The Custard Corpses is a historical mystery/police procedural set in the 1940s and involving a cold case. Our story opens with Chief Inspector Sam Mason—not serving in the war due to an injury—who is visited by Rebecca McFarlane whose brother Robert had been found dead in mysterious circumstances 20 years earlier when he was only 7. The case was from a time when Mason was a rookie. In charge was his Chief Inspector Fullerton who had left no stone unturned, but had still been unable to solve it; the failure preying on his mind till his death after he retired. Rebecca has been seeking updates regularly but on this visit has brought with her a newspaper report she chanced upon, of another cold case. The case dates back to three years after her brother’s and the details are very similar. Mason is surprised because the station had sent out notices regarding Robert’s case but had received no reports of similar cases. But the lead is promising and he is determined to follow it up. He feels especially strongly about the matter because of Fullerton’s efforts as well as since the victim was known to his son. Tracking his new lead in Weston, he soon finds that not only is this other case similar, but there were also others. We follow Mason and his constable O’Rourke (for a time joined by a Scottish constable, Hamish) as they painstakingly gather information, compare details, and attempt to work out who was responsible for these dastardly crimes.

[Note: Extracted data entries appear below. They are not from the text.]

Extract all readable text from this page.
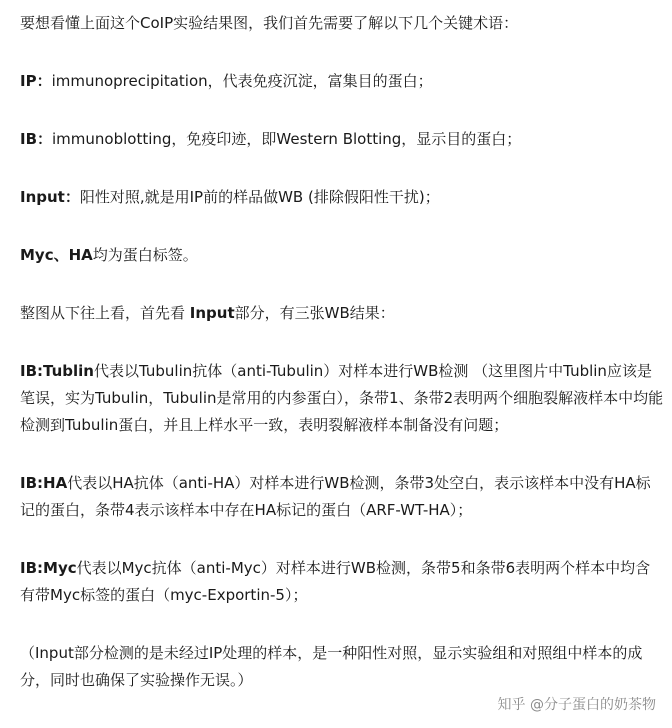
要想看懂上面这个CoIP实验结果图，我们首先需要了解以下几个关键术语：

IP：immunoprecipitation，代表免疫沉淀，富集目的蛋白；

IB：immunoblotting，免疫印迹，即Western Blotting，显示目的蛋白；

Input：阳性对照,就是用IP前的样品做WB (排除假阳性干扰)；

Myc、HA均为蛋白标签。

整图从下往上看，首先看 Input部分，有三张WB结果：

IB:Tublin代表以Tubulin抗体（anti-Tubulin）对样本进行WB检测 （这里图片中Tublin应该是笔误，实为Tubulin，Tubulin是常用的内参蛋白），条带1、条带2表明两个细胞裂解液样本中均能检测到Tubulin蛋白，并且上样水平一致，表明裂解液样本制备没有问题；

IB:HA代表以HA抗体（anti-HA）对样本进行WB检测，条带3处空白，表示该样本中没有HA标记的蛋白，条带4表示该样本中存在HA标记的蛋白（ARF-WT-HA）；

IB:Myc代表以Myc抗体（anti-Myc）对样本进行WB检测，条带5和条带6表明两个样本中均含有带Myc标签的蛋白（myc-Exportin-5）；

（Input部分检测的是未经过IP处理的样本，是一种阳性对照，显示实验组和对照组中样本的成分，同时也确保了实验操作无误。）

知乎 @分子蛋白的奶茶物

This was a bit of a mixed read for me as there were aspects, particularly the plot and the way Mason and O’Rourke piece together the puzzle that I really enjoyed but other elements that were not as satisfactory. When I started the book, the prologue (which definitely leads one to expect something creepy) captured my attention but at the same time I found the writing—in places the expressions used and language felt a touch too modern for time period (like ‘sicko’ for instance)—was taking away from my enjoyment a little.

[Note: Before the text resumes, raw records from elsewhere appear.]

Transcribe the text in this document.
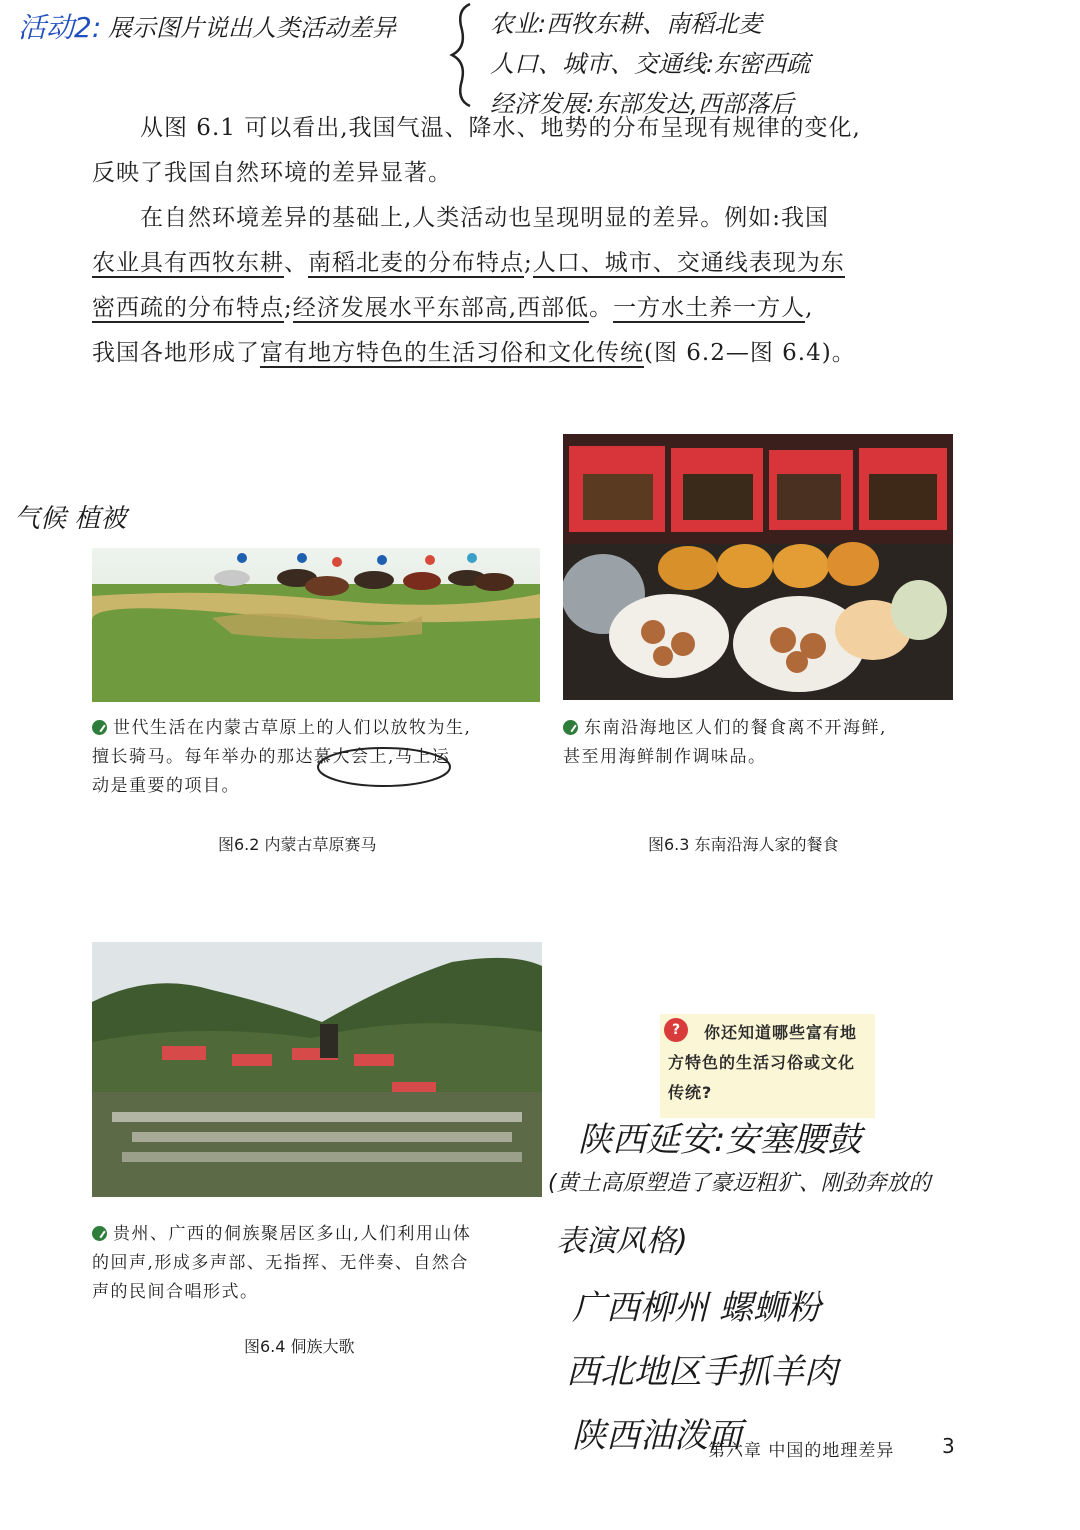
活动2: 展示图片说出人类活动差异	农业:西牧东耕、南稻北麦
人口、城市、交通线:东密西疏
经济发展:东部发达,西部落后
从图 6.1 可以看出,我国气温、降水、地势的分布呈现有规律的变化,
反映了我国自然环境的差异显著。
在自然环境差异的基础上,人类活动也呈现明显的差异。例如:我国
农业具有西牧东耕、南稻北麦的分布特点;人口、城市、交通线表现为东
密西疏的分布特点;经济发展水平东部高,西部低。一方水土养一方人,
我国各地形成了富有地方特色的生活习俗和文化传统(图 6.2—图 6.4)。
气候 植被
世代生活在内蒙古草原上的人们以放牧为生,
擅长骑马。每年举办的那达慕大会上,马上运
动是重要的项目。
图6.2 内蒙古草原赛马
东南沿海地区人们的餐食离不开海鲜,
甚至用海鲜制作调味品。
图6.3 东南沿海人家的餐食
贵州、广西的侗族聚居区多山,人们利用山体
的回声,形成多声部、无指挥、无伴奏、自然合
声的民间合唱形式。
图6.4 侗族大歌
?	你还知道哪些富有地
方特色的生活习俗或文化
传统?
陕西延安:安塞腰鼓
(黄土高原塑造了豪迈粗犷、刚劲奔放的
表演风格)
广西柳州 螺蛳粉
西北地区手抓羊肉
陕西油泼面
第六章 中国的地理差异 3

But once we get into the thick of things, as details begin to come to light, more cases are revealed, I was once again completely absorbed. It was interesting that it is not Mason but his wife who finds the most important clue. I really enjoyed the process of investigation, with Mason and O’Rourke making various charts, comparing drawings and following clues. The murders themselves were rather unsettling so the case has a pretty creepy feel as well. Another aspect I enjoyed was the ‘Custard’ connection about which it won’t be fair to write any details but I will say, it was well done, creative and different.

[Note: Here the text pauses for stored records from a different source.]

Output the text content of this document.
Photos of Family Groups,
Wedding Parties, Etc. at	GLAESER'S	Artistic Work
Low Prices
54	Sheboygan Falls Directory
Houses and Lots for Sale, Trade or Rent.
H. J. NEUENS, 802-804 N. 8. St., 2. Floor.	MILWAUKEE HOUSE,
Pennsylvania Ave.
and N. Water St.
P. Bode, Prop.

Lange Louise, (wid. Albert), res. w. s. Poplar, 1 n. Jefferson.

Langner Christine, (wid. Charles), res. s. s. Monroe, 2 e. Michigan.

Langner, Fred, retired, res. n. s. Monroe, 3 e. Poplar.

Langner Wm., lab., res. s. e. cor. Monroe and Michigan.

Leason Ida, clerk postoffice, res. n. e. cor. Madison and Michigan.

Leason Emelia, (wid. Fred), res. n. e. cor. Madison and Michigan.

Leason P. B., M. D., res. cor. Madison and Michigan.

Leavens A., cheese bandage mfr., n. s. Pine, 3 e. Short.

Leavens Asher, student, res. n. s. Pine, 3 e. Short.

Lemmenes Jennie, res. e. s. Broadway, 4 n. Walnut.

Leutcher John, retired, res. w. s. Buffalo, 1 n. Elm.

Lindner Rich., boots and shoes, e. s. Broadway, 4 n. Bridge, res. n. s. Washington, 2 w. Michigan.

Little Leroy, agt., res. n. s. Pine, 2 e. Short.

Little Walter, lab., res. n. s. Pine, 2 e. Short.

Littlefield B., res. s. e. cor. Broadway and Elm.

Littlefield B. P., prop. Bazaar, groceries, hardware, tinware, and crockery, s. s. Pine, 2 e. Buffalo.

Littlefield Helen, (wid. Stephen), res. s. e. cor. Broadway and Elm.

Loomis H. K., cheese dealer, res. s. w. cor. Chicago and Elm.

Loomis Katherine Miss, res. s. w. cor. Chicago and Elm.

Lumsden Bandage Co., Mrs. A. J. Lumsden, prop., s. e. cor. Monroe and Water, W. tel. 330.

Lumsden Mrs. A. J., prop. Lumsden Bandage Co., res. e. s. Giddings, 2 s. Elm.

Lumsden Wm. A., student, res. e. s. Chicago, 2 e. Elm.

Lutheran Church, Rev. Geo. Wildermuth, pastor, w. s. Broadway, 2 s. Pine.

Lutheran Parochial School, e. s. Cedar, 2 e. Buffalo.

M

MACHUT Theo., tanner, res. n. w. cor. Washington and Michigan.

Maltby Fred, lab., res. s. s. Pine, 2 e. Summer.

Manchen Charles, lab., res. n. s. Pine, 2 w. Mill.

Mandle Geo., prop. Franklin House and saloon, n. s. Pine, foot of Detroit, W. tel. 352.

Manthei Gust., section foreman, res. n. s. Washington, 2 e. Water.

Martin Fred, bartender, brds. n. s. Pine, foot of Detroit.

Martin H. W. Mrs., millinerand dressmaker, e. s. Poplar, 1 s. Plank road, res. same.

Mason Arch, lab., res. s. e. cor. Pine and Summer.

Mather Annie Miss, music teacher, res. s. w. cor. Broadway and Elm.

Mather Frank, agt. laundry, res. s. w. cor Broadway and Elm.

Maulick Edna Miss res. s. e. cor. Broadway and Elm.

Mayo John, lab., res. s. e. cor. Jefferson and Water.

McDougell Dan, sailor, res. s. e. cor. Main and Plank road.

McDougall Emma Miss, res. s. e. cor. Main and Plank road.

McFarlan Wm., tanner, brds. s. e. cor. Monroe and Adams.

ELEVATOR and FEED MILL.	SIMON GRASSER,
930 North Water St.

While the investigation and build up, and even the whodunit were enjoyable, I felt at the end that the explanation, the ‘why’ as well as part of the connection between the events of the prologue and what we learn later were not as satisfactory, which made it feel a little flat for me.
But still overall, this was enjoyable read, especially for the plot and the interesting title and how that works out in the story. 3.75 stars!